Better Resource Allocation and Channel Collaboration

Blended ROAS encourages a unified marketing approach since you aren't overlying on what the metrics in one channel are telling you. This avoids under-investing in efforts like brand awareness, even if they don't lead to immediate sales because it looks at the impact these activities have as a whole rather than a sum of parts. As a result, over time companies and marketing leaders begin to understand how the channels work in synergy with one another which in turn guides allocation decisions to maximize return.


Future Proof

Privacy restrictions are disrupting older tracking methods and it doesn't look like the rate of change is going to slow down. This means channel specific tracking is becoming increasingly less reliable. However, since nlended ROAS is less reliant on any individual channel tracking it will be much more adaptable as we continue to become more privacy focused as an industry.

How to Implement Blended ROAS Tracking

As I mentioned above, one of the great things about blended ROAS tracking is how simple it is to calculate. Here are practical steps to get you started:

  1. Define Your Scope: Determine which marketing efforts you'll include in the calculation. Typical expenditures include paid advertising, organic content creation, social media management, email marketing, and website-related costs.
  2. Gather Data: Collect reliable data on your total marketing spend and total revenue. Utilize your CRM, Google Analytics, and reporting from various advertising platforms to create a comprehensive picture.
  3. Calculate and Track: Calculate your Blended ROAS regularly to monitor trends. I typically do so at monthly intervals but you can adjust to fit your cadence (weekly, monthly, quarterly, etc.).
  4. Contextualize with Other Metrics: Blended ROAS is most potent when used alongside additional metrics. Keep track of channel-specific ROAS, customer acquisition costs (CAC), lifetime value (LTV), and other relevant KPIs. While blended ROAS may be your North Star, understanding how these metrics are moving with one another will help you begin to understand how it all works together and where to allocate your resources.

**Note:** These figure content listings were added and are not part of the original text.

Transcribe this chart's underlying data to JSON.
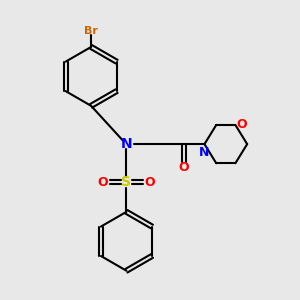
{
  "background_color": "#e8e8e8",
  "bond_color": "#000000",
  "N_color": "#0000ff",
  "O_color": "#ff0000",
  "S_color": "#cccc00",
  "Br_color": "#cc6600",
  "figsize": [
    3.0,
    3.0
  ],
  "dpi": 100,
  "xlim": [
    0,
    10
  ],
  "ylim": [
    0,
    10
  ]
}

Understanding the Nuances and Limitations of Blended ROAS

Like any metric, Blended ROAS has some drawbacks and considerations. Here are a few that I have seen come up more than once in conversations with marketing leaders:

  • Time Lags: Be mindful of the potential time lag between marketing efforts and revenue generation. Investments in brand awareness may not yield immediate returns but contribute significantly in the long run. Consider your sales cycle length when interpreting results.
  • Resource Allocation: While blended ROAS can help you make better decisions with respect to long term resource allocation, it does require some skill and interpretation. You have to be closely paying attention to channel specific metrics alongside brand activities and really try to understand how everything is working together. Some leaders aren't comfortable with this and would rather just look at the numbers from each channel side by side to decide where to spend their budget.
  • Data Quality and Inputs: Like most things in marketing, the accuracy and effectiveness of a blended ROAS model depends on your data quality and the inputs. What you decide to include or exclude will dramatically impact your final number so make sure you are thoughtful beforehand and throughout as you continue to refine and optimize.

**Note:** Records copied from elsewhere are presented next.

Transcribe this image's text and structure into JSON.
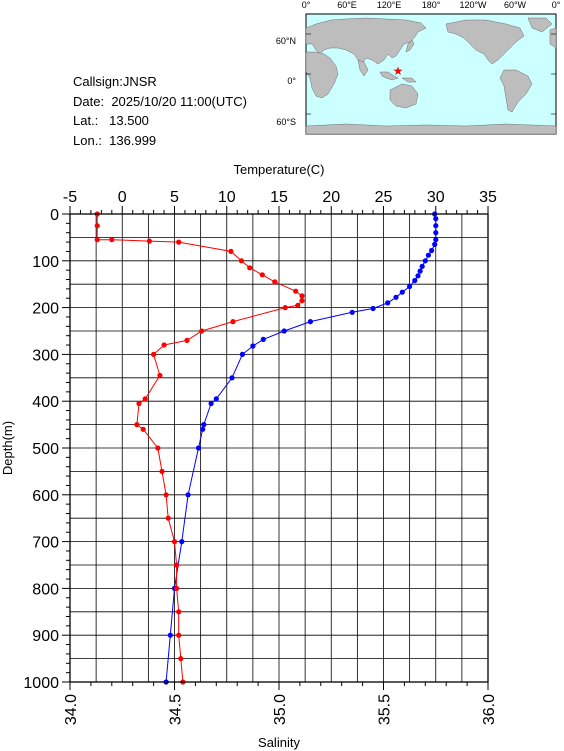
{
  "station": {
    "callsign_label": "Callsign:",
    "callsign": "JNSR",
    "date_label": "Date:",
    "date": "2025/10/20 11:00(UTC)",
    "lat_label": "Lat.:",
    "lat": "13.500",
    "lon_label": "Lon.:",
    "lon": "136.999"
  },
  "map": {
    "lon_labels": [
      "0°",
      "60°E",
      "120°E",
      "180°",
      "120°W",
      "60°W",
      "0°"
    ],
    "lat_labels": [
      "60°N",
      "0°",
      "60°S"
    ],
    "ocean_color": "#ccffff",
    "land_color": "#bdbdbd",
    "marker": "red-star",
    "marker_color": "#ff0000",
    "marker_lat": 13.5,
    "marker_lon": 136.999
  },
  "chart_data": {
    "type": "line",
    "title": "",
    "ylabel": "Depth(m)",
    "ylim": [
      1000,
      0
    ],
    "yticks": [
      0,
      100,
      200,
      300,
      400,
      500,
      600,
      700,
      800,
      900,
      1000
    ],
    "top_axis": {
      "label": "Temperature(C)",
      "lim": [
        -5,
        35
      ],
      "ticks": [
        -5,
        0,
        5,
        10,
        15,
        20,
        25,
        30,
        35
      ]
    },
    "bottom_axis": {
      "label": "Salinity",
      "lim": [
        34.0,
        36.0
      ],
      "ticks": [
        "34.0",
        "34.5",
        "35.0",
        "35.5",
        "36.0"
      ]
    },
    "grid": true,
    "series": [
      {
        "axis": "temperature",
        "color": "#0000ff",
        "points": [
          [
            29.9,
            0
          ],
          [
            30.0,
            10
          ],
          [
            30.0,
            25
          ],
          [
            30.0,
            40
          ],
          [
            30.0,
            55
          ],
          [
            29.9,
            65
          ],
          [
            29.6,
            78
          ],
          [
            29.3,
            88
          ],
          [
            29.0,
            100
          ],
          [
            28.7,
            112
          ],
          [
            28.5,
            122
          ],
          [
            28.3,
            132
          ],
          [
            28.0,
            142
          ],
          [
            27.5,
            155
          ],
          [
            26.8,
            167
          ],
          [
            26.2,
            178
          ],
          [
            25.4,
            190
          ],
          [
            24.0,
            202
          ],
          [
            22.0,
            210
          ],
          [
            18.0,
            230
          ],
          [
            15.5,
            250
          ],
          [
            13.5,
            268
          ],
          [
            12.5,
            282
          ],
          [
            11.5,
            300
          ],
          [
            10.5,
            350
          ],
          [
            9.0,
            395
          ],
          [
            8.5,
            405
          ],
          [
            7.8,
            450
          ],
          [
            7.7,
            460
          ],
          [
            7.3,
            500
          ],
          [
            6.3,
            600
          ],
          [
            5.7,
            700
          ],
          [
            5.0,
            800
          ],
          [
            4.6,
            900
          ],
          [
            4.2,
            1000
          ]
        ]
      },
      {
        "axis": "salinity",
        "color": "#ff0000",
        "points": [
          [
            34.13,
            0
          ],
          [
            34.13,
            25
          ],
          [
            34.13,
            55
          ],
          [
            34.2,
            55
          ],
          [
            34.38,
            58
          ],
          [
            34.52,
            60
          ],
          [
            34.77,
            80
          ],
          [
            34.82,
            100
          ],
          [
            34.86,
            115
          ],
          [
            34.92,
            130
          ],
          [
            34.98,
            145
          ],
          [
            35.08,
            165
          ],
          [
            35.11,
            175
          ],
          [
            35.11,
            185
          ],
          [
            35.09,
            195
          ],
          [
            35.03,
            200
          ],
          [
            34.78,
            230
          ],
          [
            34.63,
            250
          ],
          [
            34.56,
            270
          ],
          [
            34.45,
            280
          ],
          [
            34.4,
            300
          ],
          [
            34.43,
            345
          ],
          [
            34.36,
            395
          ],
          [
            34.33,
            405
          ],
          [
            34.32,
            450
          ],
          [
            34.35,
            460
          ],
          [
            34.42,
            500
          ],
          [
            34.44,
            550
          ],
          [
            34.46,
            600
          ],
          [
            34.47,
            650
          ],
          [
            34.5,
            700
          ],
          [
            34.51,
            750
          ],
          [
            34.51,
            800
          ],
          [
            34.52,
            850
          ],
          [
            34.52,
            900
          ],
          [
            34.53,
            950
          ],
          [
            34.54,
            1000
          ]
        ]
      }
    ]
  }
}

Blended ROAS as Your North Star

While traditional ROAS can sometimes lead you down the wrong path, blended ROAS offers a big picture view that looks at marketing activities more holistically. It helps you start to draw connections between activities where there might not be a direct or immediate correlation to sales - despite a major impact over the long term.

Start utilizing a blended ROAS alongside your current channel specific models and get the insight you need to optimize your marketing into the future.